WILLIAM HOLMAN HUNT (1827–1910)
Holman Hunt, one of the Pre-Raphaelite artists, did not say: “The Technologists tell us not to worry about the machines …”
WILLIAM GLADSTONE (1809–1898)
One of Britain's longest serving politicians, Gladstone, a Liberal, was four times prime minister and four times chancellor of the Exchequer. He served under Robert Peel, Lord Aberdeen, and Lord Palmerston. He is credited with the creation of many modern political campaigning techniques. One of the most famous quirks of his personality was his dedication to the rehabilitation of prostitutes. Even while prime minister, he used to walk the streets late at night, approaching “fallen women” to try to persuade them to mend their ways. This, obviously, led to rumours. In 1927, long after his death, claims that he'd had improper relationships with these women led to a court case during which the jury, upon examining the evidence, vindicated Gladstone, confirming his high moral character.
HENRY MORTON STANLEY (1841–1904)
Stanley said:
“An insuperable obstacle to rapid transit in Africa is the want of carriers, and as speed was the main object of the Expedition under my command, my duty was to lessen this difficulty as much as possible.”
He did not add:
“Rotorchairs were the obvious solution.”
BATTERSEA POWER STATION
Battersea Power Station was not built until the 1920s.
… and the Eyes of Nāga, if they exist, remain undiscovered.
MARK HODDER is descended from John Angell, a pirate who sailed with Captain Kidd. According to family legend, Angell invested most of his ill-gotten gains in land, particularly in Angell Town near Brixton in London. Anyone who can provide irrefutable legal evidence that they are descended from Angell will inherit the land, which is estimated to be worth at least £64,000,000. Over the course of generations, members of the family have lost a fortune trying to prove the link, and many people who have no connection with the family at all have adopted the name in order to make a claim. As a result, the family tree is extremely tangled and a legal con
nection to the pirate's treasure is almost certainly impossible to establish.

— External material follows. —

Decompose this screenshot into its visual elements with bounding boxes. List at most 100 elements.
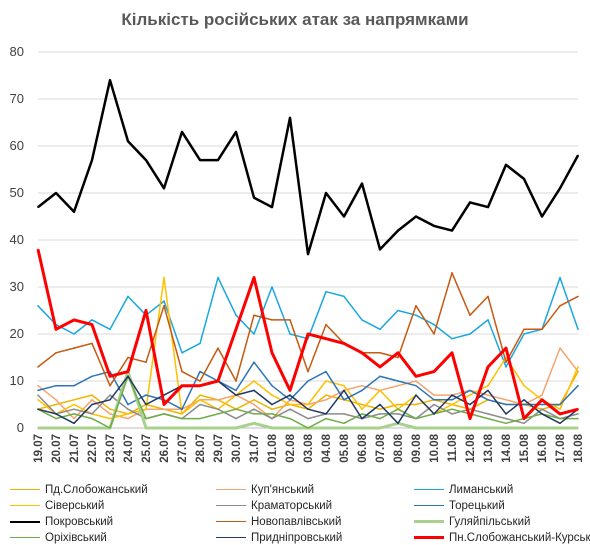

Mark's great-grandfather was Doctor Albert Leigh, who went to medical school with Sir Arthur Conan Doyle. The two men were great friends—they joined the Freemasons together—and Sir Arthur presented Albert with a complete set of Sherlock Holmes first editions, all inscribed: To dear Leigh, from your friend Doyle. They would fetch a fortune at auction today. Unfortunately, upon Leigh's death in 1944, his housekeeper, an actress, made off with the volumes.
Thus it is that two great fortunes have eluded Mark Hodder.
Denied money-for-nothing and the luxury, idleness, and indulgences it would bring, Mark lives in Spain, teaches English as a foreign language, and writes novels. His first Burton & Swinburne adventure—The Strange Affair of Spring Heeled Jack—was published in 2010.